With Time We Learn to Trust Others? Long-Standing Ethnic Diversity, Recent Immigration, and Out-Group Trust in Russia
International Migration Review
This article examines the relationship between ethnic diversity and out-group trust in contemporary Russia, while distinguishing between long-standing ethnic diversity and recent immigration. In contrast to previous research that tested whether past regional experience with diversity is related to people's attitudes toward out-group members, we focus on long-standing ethnic diversity, defined as diversity resulting from the long-term coexistence of ethnic groups in a region, not recent immigration. We hypothesize that while the presence of out-groups may initially be threatening to the members of an ethnic group, long-standing diversity has positive consequences for intergroup relations.

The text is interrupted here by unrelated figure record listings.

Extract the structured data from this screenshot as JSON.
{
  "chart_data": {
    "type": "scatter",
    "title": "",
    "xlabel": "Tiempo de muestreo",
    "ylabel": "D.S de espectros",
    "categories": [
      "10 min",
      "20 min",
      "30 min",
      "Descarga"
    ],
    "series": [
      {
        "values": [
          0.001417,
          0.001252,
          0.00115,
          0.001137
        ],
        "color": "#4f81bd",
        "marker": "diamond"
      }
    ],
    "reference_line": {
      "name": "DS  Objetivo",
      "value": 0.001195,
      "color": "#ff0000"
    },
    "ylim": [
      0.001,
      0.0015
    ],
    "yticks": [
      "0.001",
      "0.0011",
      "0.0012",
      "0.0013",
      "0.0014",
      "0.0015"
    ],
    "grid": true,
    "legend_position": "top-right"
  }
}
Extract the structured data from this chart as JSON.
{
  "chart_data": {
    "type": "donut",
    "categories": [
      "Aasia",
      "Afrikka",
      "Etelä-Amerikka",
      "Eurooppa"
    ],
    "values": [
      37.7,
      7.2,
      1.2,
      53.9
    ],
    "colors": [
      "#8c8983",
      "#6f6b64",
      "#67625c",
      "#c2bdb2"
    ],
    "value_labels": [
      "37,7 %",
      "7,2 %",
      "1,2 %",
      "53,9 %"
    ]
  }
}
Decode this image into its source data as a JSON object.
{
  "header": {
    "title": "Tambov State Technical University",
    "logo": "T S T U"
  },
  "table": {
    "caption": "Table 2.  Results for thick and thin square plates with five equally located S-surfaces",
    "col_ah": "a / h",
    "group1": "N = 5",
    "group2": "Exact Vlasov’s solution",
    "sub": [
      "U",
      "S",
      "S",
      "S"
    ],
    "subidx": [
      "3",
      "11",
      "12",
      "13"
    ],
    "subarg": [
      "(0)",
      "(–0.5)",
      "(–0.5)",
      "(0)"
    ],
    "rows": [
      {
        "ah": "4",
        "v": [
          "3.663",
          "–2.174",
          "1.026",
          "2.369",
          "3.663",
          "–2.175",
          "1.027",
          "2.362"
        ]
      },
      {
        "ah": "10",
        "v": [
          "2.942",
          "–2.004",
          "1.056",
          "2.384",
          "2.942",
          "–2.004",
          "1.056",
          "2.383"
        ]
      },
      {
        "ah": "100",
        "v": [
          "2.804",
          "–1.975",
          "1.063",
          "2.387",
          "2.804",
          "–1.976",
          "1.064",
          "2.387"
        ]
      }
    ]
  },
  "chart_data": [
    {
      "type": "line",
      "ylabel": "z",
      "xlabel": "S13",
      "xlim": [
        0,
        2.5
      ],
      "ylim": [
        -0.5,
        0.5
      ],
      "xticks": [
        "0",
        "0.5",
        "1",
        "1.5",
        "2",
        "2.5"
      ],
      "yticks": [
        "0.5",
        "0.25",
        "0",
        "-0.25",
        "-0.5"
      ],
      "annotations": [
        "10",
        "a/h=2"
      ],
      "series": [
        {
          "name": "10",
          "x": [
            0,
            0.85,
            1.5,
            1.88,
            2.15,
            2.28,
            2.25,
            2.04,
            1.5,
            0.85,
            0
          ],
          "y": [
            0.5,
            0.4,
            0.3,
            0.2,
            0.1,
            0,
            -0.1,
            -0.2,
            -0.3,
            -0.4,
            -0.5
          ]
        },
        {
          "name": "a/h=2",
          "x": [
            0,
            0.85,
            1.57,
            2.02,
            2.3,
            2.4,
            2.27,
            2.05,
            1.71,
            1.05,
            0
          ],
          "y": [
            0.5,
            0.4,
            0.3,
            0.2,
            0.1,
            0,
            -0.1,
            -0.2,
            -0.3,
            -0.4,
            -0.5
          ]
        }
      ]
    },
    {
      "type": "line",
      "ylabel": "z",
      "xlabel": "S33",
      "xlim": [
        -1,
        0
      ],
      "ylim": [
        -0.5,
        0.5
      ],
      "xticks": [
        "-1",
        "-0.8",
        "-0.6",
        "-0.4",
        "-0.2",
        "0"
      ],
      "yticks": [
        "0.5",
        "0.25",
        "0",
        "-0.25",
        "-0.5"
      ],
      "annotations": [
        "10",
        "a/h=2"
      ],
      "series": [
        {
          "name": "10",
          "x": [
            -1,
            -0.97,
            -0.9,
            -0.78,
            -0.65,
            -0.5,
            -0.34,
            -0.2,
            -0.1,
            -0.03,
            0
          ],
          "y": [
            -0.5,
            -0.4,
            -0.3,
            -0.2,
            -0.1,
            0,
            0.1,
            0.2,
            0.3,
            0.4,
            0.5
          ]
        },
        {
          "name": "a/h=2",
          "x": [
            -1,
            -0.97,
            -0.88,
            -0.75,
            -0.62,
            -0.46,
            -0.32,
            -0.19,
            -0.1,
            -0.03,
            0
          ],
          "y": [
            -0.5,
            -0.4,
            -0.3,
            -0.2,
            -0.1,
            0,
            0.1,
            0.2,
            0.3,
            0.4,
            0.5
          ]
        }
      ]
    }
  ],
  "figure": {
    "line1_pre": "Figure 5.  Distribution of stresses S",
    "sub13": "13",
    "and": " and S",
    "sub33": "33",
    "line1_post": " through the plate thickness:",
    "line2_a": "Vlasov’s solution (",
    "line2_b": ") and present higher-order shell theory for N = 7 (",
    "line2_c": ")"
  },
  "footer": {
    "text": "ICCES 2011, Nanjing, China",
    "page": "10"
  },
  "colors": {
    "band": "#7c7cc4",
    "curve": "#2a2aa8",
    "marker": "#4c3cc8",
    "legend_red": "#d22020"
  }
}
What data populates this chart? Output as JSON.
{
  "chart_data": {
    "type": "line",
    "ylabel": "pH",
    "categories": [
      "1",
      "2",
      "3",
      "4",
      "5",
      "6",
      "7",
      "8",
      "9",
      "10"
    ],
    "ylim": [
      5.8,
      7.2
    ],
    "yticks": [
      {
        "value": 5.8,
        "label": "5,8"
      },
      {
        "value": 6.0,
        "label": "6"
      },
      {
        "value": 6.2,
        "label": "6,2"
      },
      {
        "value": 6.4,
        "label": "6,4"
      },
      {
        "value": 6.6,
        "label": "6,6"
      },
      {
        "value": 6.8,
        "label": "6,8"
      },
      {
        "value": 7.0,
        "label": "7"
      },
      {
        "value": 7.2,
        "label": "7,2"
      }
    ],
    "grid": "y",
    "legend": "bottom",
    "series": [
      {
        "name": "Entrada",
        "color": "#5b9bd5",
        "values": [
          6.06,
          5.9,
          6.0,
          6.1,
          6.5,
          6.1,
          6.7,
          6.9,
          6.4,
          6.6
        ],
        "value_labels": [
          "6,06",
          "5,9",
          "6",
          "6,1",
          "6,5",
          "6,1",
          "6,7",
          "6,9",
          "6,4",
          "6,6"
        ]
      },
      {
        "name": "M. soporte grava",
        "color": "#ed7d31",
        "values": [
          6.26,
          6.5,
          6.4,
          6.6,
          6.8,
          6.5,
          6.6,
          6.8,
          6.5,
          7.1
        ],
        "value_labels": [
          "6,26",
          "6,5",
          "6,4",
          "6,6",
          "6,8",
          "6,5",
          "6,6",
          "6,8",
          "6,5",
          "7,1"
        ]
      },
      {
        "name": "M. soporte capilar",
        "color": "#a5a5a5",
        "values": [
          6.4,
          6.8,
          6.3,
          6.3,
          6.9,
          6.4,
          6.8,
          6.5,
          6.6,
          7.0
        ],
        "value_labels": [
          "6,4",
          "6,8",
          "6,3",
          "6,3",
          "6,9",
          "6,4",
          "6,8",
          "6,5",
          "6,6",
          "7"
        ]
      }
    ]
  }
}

Using 2015 survey data combined with census and official registration data from Russian regions, we found that inhabitants of regions with higher levels of long-standing ethnic diversity tended to show higher out-group trust, while accounting for socio-economic characteristics of the regions and of individuals. In contrast, inhabitants of regions with higher recent immigration tended to have lower out-group trust, all else held constant. While these associations were weak, they speak in favor of a dynamic model of intergroup trust, which involves learning about others through mutual coexistence. We also acknowledge that the autochthonous status of ethnic minorities and existing institutional arrangements regarding different ethnic groups in Russia may additionally contribute to the development of trust.